If you’re after a computer close to the size of the tiny Raspberry Pi but approaching the power of the MacBook, then you may want to check out the LattePanda Alpha.

However, it’s worth noting the LattePanda Alpha is not a Pi competitor. While the Pi costs just $35, the LattePanda Alpha starts at $289.

The difference is reflected in the specs, with the LattePanda Alpha having more in common with a laptop than a low-cost board like the Pi.

The LattePanda Alpha uses the same class of Intel processor as found in this year’s 12-inch MacBook, a 7th generation, Intel Core m3.

Backing up this processor is 8GB of DDR3 memory and 64GB Flash storage, alongside Gigabit Ethernet, 802.11ac Wi-Fi and USB 3.0 ports, a USB Type-C port, 4K video out.

While the board’s makers DFRobot say the Alpha will ship with Windows 10 Pro, they add it will also be compatible with a range of Linux-based OSes.

The board–which is about 70% the length of the iPhone 7 Plus–is designed to be used to be used by developers working in a wide range of fields, from robotics to internet of things, and as such has the necessary electronics for adding a wide-range of custom hardware to the board.

SEE: Hardware spotlight: The Raspberry Pi

The Alpha has 2 x 50-Pin headers for hooking up hardware, as well as an Arduino Leonardo co-processor.

Alongside the Alpha, the board’s makers will also release a version of the board without the eMMC storage for $269, as well as the lower-specced LattePanda Delta, which starts at $129.

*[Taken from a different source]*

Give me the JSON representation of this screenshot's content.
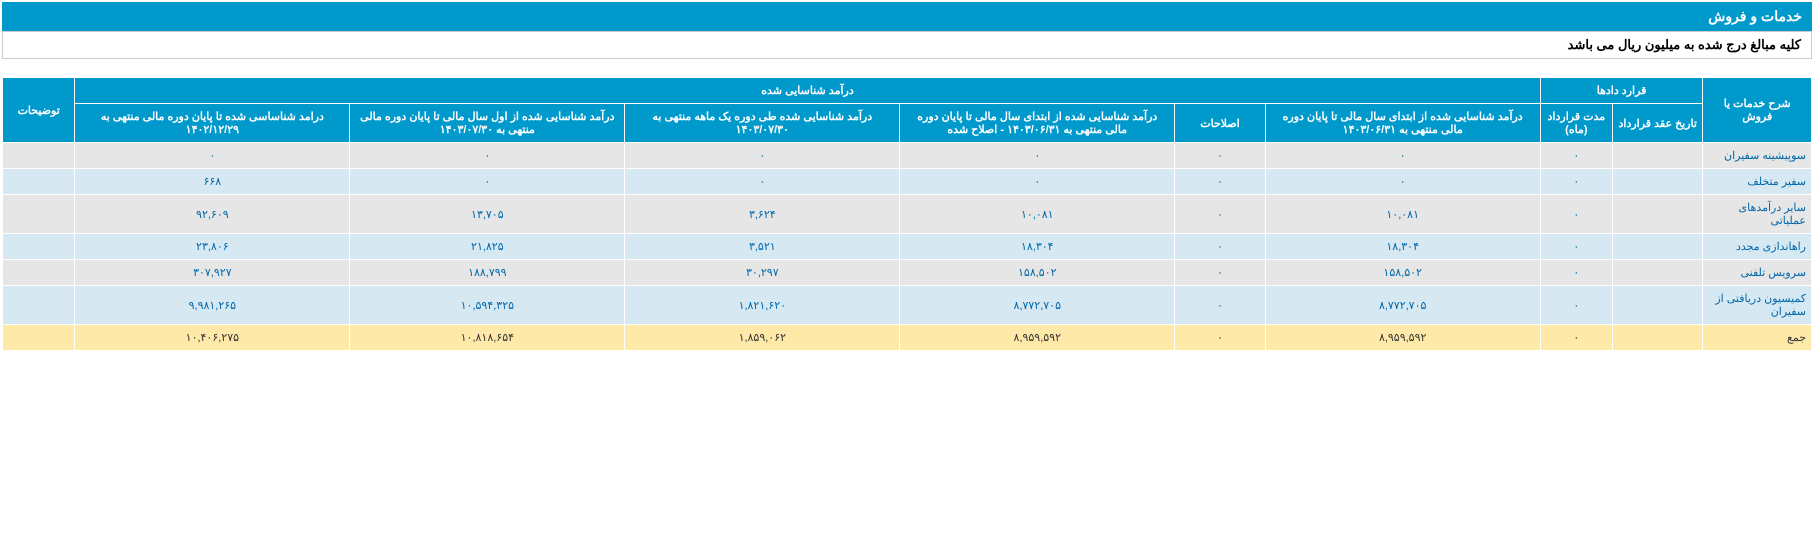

The Delta runs on an Intel Celeron N4100 processor, has 4GB of RAM but still keeps many of the advantages of the Alpha board, such as 802.11ac Wi-Fi and 3 x USB 3.0 ports.

Both boards are being crowdfunded via Kickstarter, and as of publication have passed their £72,611 funding target, with just shy of £97,000 raised with 56 days left to go.

DFRobot estimate that the boards, which are also available with a 7-inch touchscreen display, will ship in May next year.

It is not the first Windows 10-based, developer board released by the company, with an earlier machine selling for around $120. That initial board was again higher specced and priced than the Pi, but also attracted some reports that the board overheated without additional cooling, resulting in the processor being throttled to a slower speed.